Players have pointed out that I've created a game of Chaos - where nothing lasts and everything swings back and forwards.  Which is good - as that's what I wanted to do......

Quick conversation provide some clear modifications - one change to board set up, reducing the cost of something, and a change in order.  All easy enough to implement that version 2.08 is actually already read to go.  Just need a bit of cutting out......

With some potential changes for 2.09 already lined up - but need to see how 2.08 works first.....

There is some serious work to do on the User Interface - and flow of the game which might help make the game rattle along quickly (it currently takes about 3 hours to play - but feels more like a two hour game in terms of the amount of game play you get) but that needs to wait till the game itself is better.  But good overall. 

Monday, 23 April 2012

I wonder if....

.....my subconscious has got any better at game design?  Since it became clear once we played it that  it's first attempt version 0.1 of Giant Stone Head sucked.

Woke up on Saturday with most of a game idea in my head.  It's not really a new game -it's more an attempt to create a novel variant of poker that fills the same niche but feels different enough that it's not immersion breaking when Larping.  With a rather odd deck.

Have spent a while doing probability on the different hands but my shonky maths rather fall apart - since I worked out one hand is 177% likely to happen.  Which I'm fairly sure is wrong....

Wrong title is "Empire Poker" - since that's the larp game it most likely to be played at.....

http://www.profounddecisions.co.uk/empire?1

Sunday, 15 April 2012

I have totally lost track of the numbering.....

And since I'm writing this on a train back from Bristol I've no easy way to check.
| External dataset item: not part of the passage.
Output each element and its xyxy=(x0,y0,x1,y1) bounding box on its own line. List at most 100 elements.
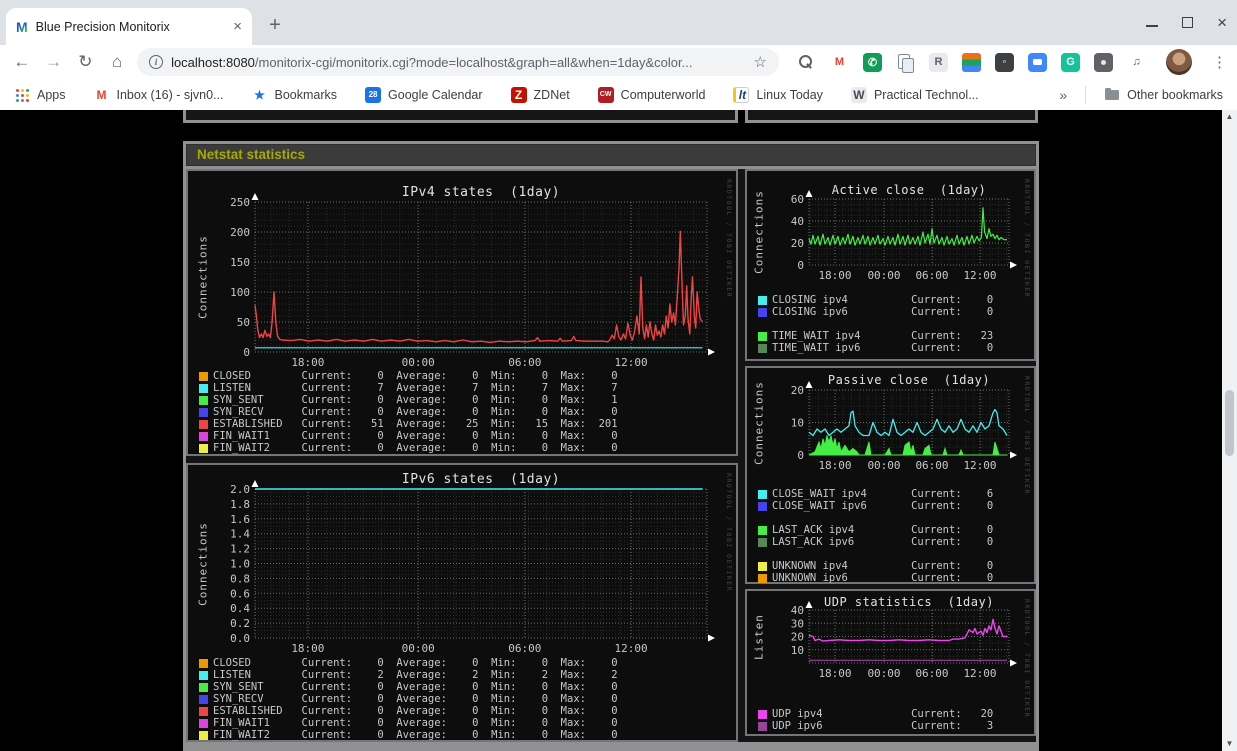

So let's just talk about 'the latest version'. Which after sitting on the shelf for ages finally got a play test.

Interesting play test - the return of (weaker) big men was successful - adding a bit more tactics to play. However the game got broken - and broken badly.

I don't feel bad - that's what he does to games - commits to extreme plans to see what happens. The plan in this case being ignoring vps - and building an empire and bursting for vps at the end. And to my embarrassment it worked. We went from 'he's to far behind to ever win' to 'there is nothing we can do to stop him winning' in a single turn...

This is despite the fact that one change I introduced in this version was increasing costs to building stone heads in a single turn to encourage stone head building over the entire game. It was also the case that due to that players decision to lurk at the back he massively gained from the bonus renown - which was intended as a catch up mechanic but he was never really behind in ways that mattered.

It's also clear that the RongoRongo cards which were intended as a method to reward attacking just don't work. There not strong enough - so they are always what you choose to discard.....

I have to be rather careful here because the actual strategy is fine - its just a matter of a) the ammount it worked and b) people lack of ability to do anything about it that really mattered.

After sleeping on this I might change the bonus renown so that a you steal renown for attacking some ody with more renown. Which will mean that no extra enters the economy - and you won't be able to gain to much from it because the situation will soon reverse as the attacker ends up with more. It's still a catch up becuase the person going last will benefit most - and that's generally the person with the least vps.....

Which moves us to RongoRongo cards -these need to be more powerful and I think they need to be able to steal vps off other players when used against some key with more vps then you have..... Here I need to be careful that gsh remain the central vp generating factor otherwise were back to games where people simply don't make stone heads. Which inna game about Easter island is a problem.